To Give Hope, Real Hope.
The numbers of children living with diagnosed food allergies is increasing very year and it’s now affecting adults too. Many of you will remember food allergies as being rare or even non-existent when you were at school. If you have children aged twenty years or younger, they will very likely have friends with food allergies, or they may even have food allergies themselves.
Scientists call allergies a ‘modern-day epidemic’. There are between 2 and 3 million people in the UK living with food allergies and up to 1 in 8 of them are children.
Natasha was 6 months old when she experienced her first life-threatening allergic reaction – called anaphylaxis. We were on holiday in Spain and I gave her a tiny piece of banana for the first time. Within minutes her lips and face swelled out of all proportion as again she screamed in terror and pain. At the hospital, doctors weren’t able to inject her with life-saving adrenaline because they said her veins were too small. We had to wait to see if she would survive.

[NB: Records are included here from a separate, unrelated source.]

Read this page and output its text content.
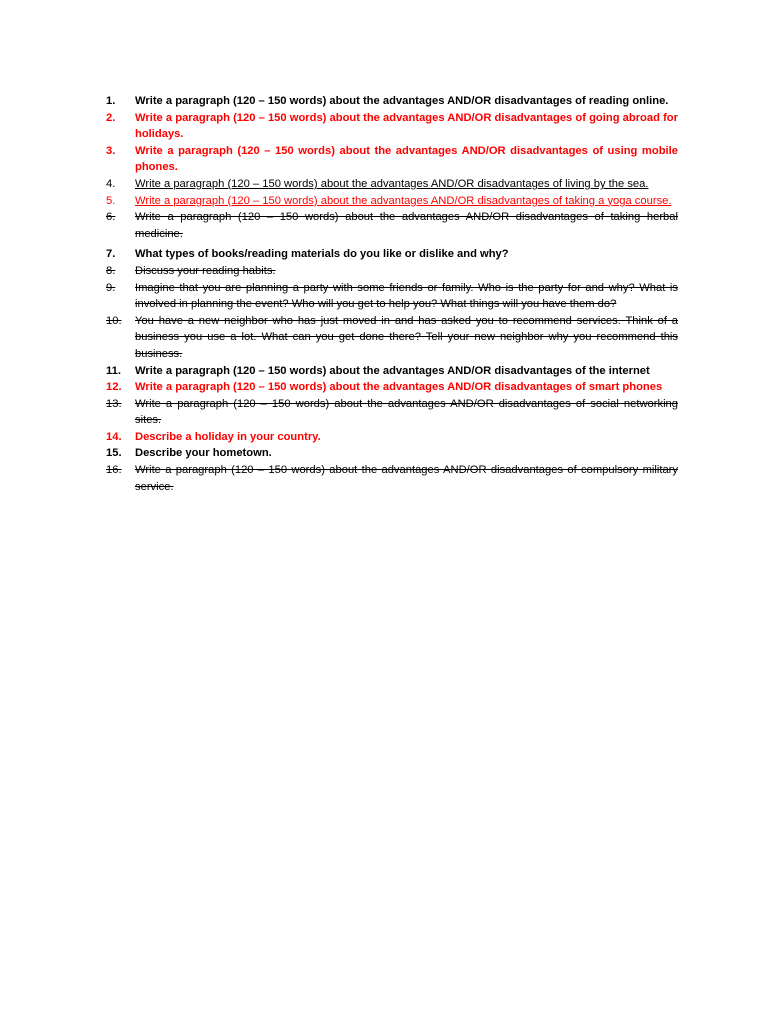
1.	Write a paragraph (120 – 150 words) about the advantages AND/OR disadvantages of reading online.
2.	Write a paragraph (120 – 150 words) about the advantages AND/OR disadvantages of going abroad for holidays.
3.	Write a paragraph (120 – 150 words) about the advantages AND/OR disadvantages of using mobile phones.
4.	Write a paragraph (120 – 150 words) about the advantages AND/OR disadvantages of living by the sea.
5.	Write a paragraph (120 – 150 words) about the advantages AND/OR disadvantages of taking a yoga course.
6.	Write a paragraph (120 – 150 words) about the advantages AND/OR disadvantages of taking herbal medicine.
7.	What types of books/reading materials do you like or dislike and why?
8.	Discuss your reading habits.
9.	Imagine that you are planning a party with some friends or family. Who is the party for and why? What is involved in planning the event? Who will you get to help you? What things will you have them do?
10.	You have a new neighbor who has just moved in and has asked you to recommend services. Think of a business you use a lot. What can you get done there? Tell your new neighbor why you recommend this business.
11.	Write a paragraph (120 – 150 words) about the advantages AND/OR disadvantages of the internet
12.	Write a paragraph (120 – 150 words) about the advantages AND/OR disadvantages of smart phones
13.	Write a paragraph (120 – 150 words) about the advantages AND/OR disadvantages of social networking sites.
14.	Describe a holiday in your country.
15.	Describe your hometown.
16.	Write a paragraph (120 – 150 words) about the advantages AND/OR disadvantages of compulsory military service.
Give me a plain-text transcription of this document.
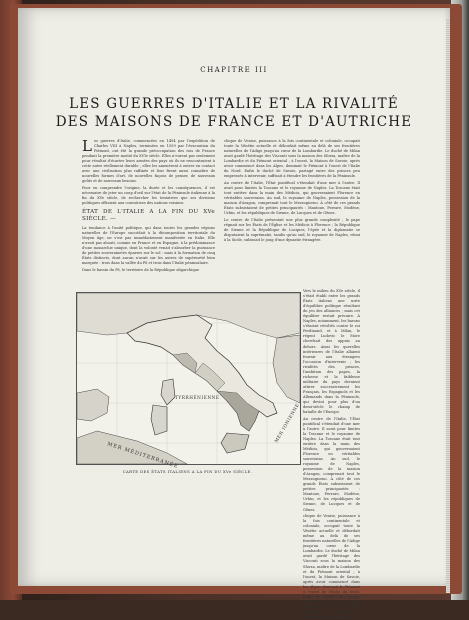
CHAPITRE III
LES GUERRES D'ITALIE ET LA RIVALITÉ
DES MAISONS DE FRANCE ET D'AUTRICHE

Les guerres d'Italie, commencées en 1494 par l'expédition de Charles VIII à Naples, terminées en 1559 par l'évacuation du Piémont, ont été la grande préoccupation des rois de France pendant la première moitié du XVIe siècle. Elles n'eurent pas seulement pour résultat d'écarter leurs armées des pays où ils ne rencontraient à cette autre réellement durable ; elles les amenèrent à entrer en contact avec une civilisation plus raffinée et leur firent aussi connaître de nouvelles formes d'art, de nouvelles façons de penser, de nouveaux goûts et de nouveaux besoins.

Pour en comprendre l'origine, la durée et les conséquences, il est nécessaire de jeter un coup d'œil sur l'état de la Péninsule italienne à la fin du XVe siècle, de rechercher les tentatives que ses divisions politiques offraient aux convoitises des nations voisines.

ÉTAT DE L'ITALIE A LA FIN DU XVe SIÈCLE. —

La tendance à l'unité politique, qui dans toutes les grandes régions naturelles de l'Europe succédait à la décomposition territoriale du Moyen âge, ne s'est pas immédiatement manifestée en Italie. Elle n'avait pas abouti, comme en France et en Espagne, à la prédominance d'une monarchie unique, dont la volonté venait s'absorber la puissance de petites souverainetés éparses sur le sol : mais à la formation de cinq États distincts, dont aucun n'avait sur les autres de supériorité bien marquée : trois dans la vallée du Pô et trois dans l'Italie péninsulaire.

Dans le bassin du Pô, le territoire de la République oligarchique

chique de Venise, puissance à la fois continentale et coloniale, occupait toute la Vénétie actuelle et débordait même au delà de ses frontières naturelles de l'Adige jusqu'au cœur de la Lombardie. Le duché de Milan avait gardé l'héritage des Visconti sous la maison des Sforza, maître de la Lombardie et du Piémont oriental ; à l'ouest, la Maison de Savoie, après avoir commencé dans les Alpes, dominait le Piémont à l'ouest de l'Italie du Nord. Enfin le duché de Savoie, partagé entre des princes peu empressés à intervenir, suffisait à étendre les frontières de la Péninsule.

Au centre de l'Italie, l'État pontifical s'étendait d'une mer à l'autre. Il avait pour limites la Toscane et le royaume de Naples. La Toscane était tout entière dans la main des Médicis, qui gouvernaient Florence en véritables souverains. Au sud, le royaume de Naples, possession de la maison d'Aragon, comprenait tout le Mezzogiorno. À côté de ces grands États subsistaient de petites principautés : Mantoue, Ferrare, Modène, Urbin, et les républiques de Sienne, de Lucques et de Gênes.

Le centre de l'Italie présentait une plus grande complexité ; le pape régnait sur les États de l'Église et les Médicis à Florence ; la République de Sienne et la République de Lucques, l'épée et la diplomatie se disputaient la suprématie, tandis qu'au sud, le royaume de Naples, réuni à la Sicile, subissait le joug d'une dynastie étrangère.

Vers le milieu du XVe siècle, il s'était établi entre les grands États italiens une sorte d'équilibre politique résultant du jeu des alliances ; mais cet équilibre restait précaire. À Naples, notamment, les barons s'étaient révoltés contre le roi Ferdinand, et à Milan, le régent Ludovic le More cherchait des appuis au dehors. Ainsi les querelles intérieures de l'Italie allaient fournir aux étrangers l'occasion d'intervenir ; les rivalités des princes, l'ambition des papes, la richesse et la faiblesse militaire du pays devaient attirer successivement les Français, les Espagnols et les Allemands dans la Péninsule, qui devint pour plus d'un demi-siècle le champ de bataille de l'Europe.

Au centre de l'Italie, l'État pontifical s'étendait d'une mer à l'autre. Il avait pour limites la Toscane et le royaume de Naples. La Toscane était tout entière dans la main des Médicis, qui gouvernaient Florence en véritables souverains. Au sud, le royaume de Naples, possession de la maison d'Aragon, comprenait tout le Mezzogiorno. À côté de ces grands États subsistaient de petites principautés : Mantoue, Ferrare, Modène, Urbin, et les républiques de Sienne, de Lucques et de Gênes.

chique de Venise, puissance à la fois continentale et coloniale, occupait toute la Vénétie actuelle et débordait même au delà de ses frontières naturelles de l'Adige jusqu'au cœur de la Lombardie. Le duché de Milan avait gardé l'héritage des Visconti sous la maison des Sforza, maître de la Lombardie et du Piémont oriental ; à l'ouest, la Maison de Savoie, après avoir commencé dans les Alpes, dominait le Piémont à l'ouest de l'Italie du Nord. Enfin le duché de Savoie, partagé entre des princes peu empressés à intervenir, suffisait à étendre les frontières de la Péninsule.

TYRRHÉNIENNE
MER MÉDITERRANÉE
MER IONIENNE
CARTE DES ÉTATS ITALIENS A LA FIN DU XVe SIÈCLE.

Back at home we saw our GP, who although sympathetic, was not overly concerned. She said Natasha was a good weight and reaching her milestones so not to worry. My gut instinct told me the opposite. I was really worried about weaning her onto milk formula in case she had a dairy allergy but our GP insisted she would be fine. She finished a quarter of her bottle and refused to drink anymore. Within 5 minutes Natasha had her second anaphylactic reaction which was as horrific as the first one. We rushed her to A&E and again no vein could be found. Once again she somehow survived.
During these months, no help or advice was ever offered to us. It's crazy how alone, vulnerable and scared we were as parents to an allergic baby. I was on constant high alert and relied almost entirely on my gut-instinct. I questioned everything. I was afraid to feed her new foods, what if she had another anaphylactic reaction?
In 2001 very little was understood about allergies and advice from those we most trusted was rarely informed. We know that improvements have since been made but we also know there is still a very long way to go. The many letters and emails that we receive from people with allergies and frightened parents of allergic children are testament to this. The world we live in still hasn’t caught up with understanding that allergy is a disease of varying degrees. It is a compromised immune system that at its most dangerous, swells and closes airways and can kill very quickly.
Natasha was 15 years old when she died. She was going for a short summer break with her dad and best friend. At the airport before boarding the plane she ate a baguette sandwich from Pret a Manger. The label had incomplete ingredient labelling and didn’t mention the sesame seeds that she was allergic to which had been baked into the dough of the bread. Had it done so, she would be alive today.
During the inquest, we were asked the question, 'What would you personally like to come out of everything that you have been through in the last few years? Clear ingredient and allergen labelling on all pre-packed foods was our obvious and immediate response.
But there was something else too...a long-ago memory came to mind, it was a memory I’d been happy to forget because at the time, it had driven me to a feeling of incredible hopelessness.
When Natasha was about 18 months old, I went to a seminar where a panel of Allergy Specialists would share what was the latest in allergy research. Medical research could hold the key to giving Natasha a life that was free from danger, a life where food was safe and maintained life, not the opposite.
At the seminar, the specialists gave their talks. They each described research methods, trials and conclusions but none of the conclusions led anywhere that was meaningful.
I was horrified, was this all?
In the Q&A’s, a mother in the audience shared how incredibly grateful she was to her local hospital A&E department with whom she was on first-name terms because her son had been admitted so many times. The medics had saved her young son’s life from anaphylaxis on numerous occasions and whilst I completely understood her sentiment, all hope for Natasha’s future drained out of me in that moment. I had attended the seminar looking for hope but had found none. Instead, I had found hopelessness.
So when years later I was asked the question, “What would you personally like to come out of everything that you have been through in the last few years?”
My answer was ‘HOPE’.
Hope for people living lives that are dictated and led by food allergies as ours had been. Hope for a safer future for our children, a future where food is not to be feared, where accidentally eating an allergen isn’t the stuff of nightmares.
On our journey since Natasha’s inquest, we have launched The Natasha Allergy Research Foundation, have implemented Natasha’s Law across the UK and have funded the Natasha Clinical Trial, a ground-breaking medical study across 5 University Hospitals to help treat children and young people with food allergies. We have asked the food industry to take this issue very seriously and Tesco listened right from the start. Tesco have been instrumental through generous donations over the last three years, to help us fund our first ‘Natasha Clinical Trial.’ This trial we hope will prove that there is a viable treatment that can be taken up by the NHS and will improve the lives of many families who fear food allergies every single day.
Looking back on Natasha’s childhood, we had very little hope that her allergies would ever improve and no one seemed to care otherwise. Having no hope is unacceptable to living a fulfilled life. I would die a million deaths to change the past but I can’t and so her legacy will continue through The Natasha Allergy Research Foundation - to help others.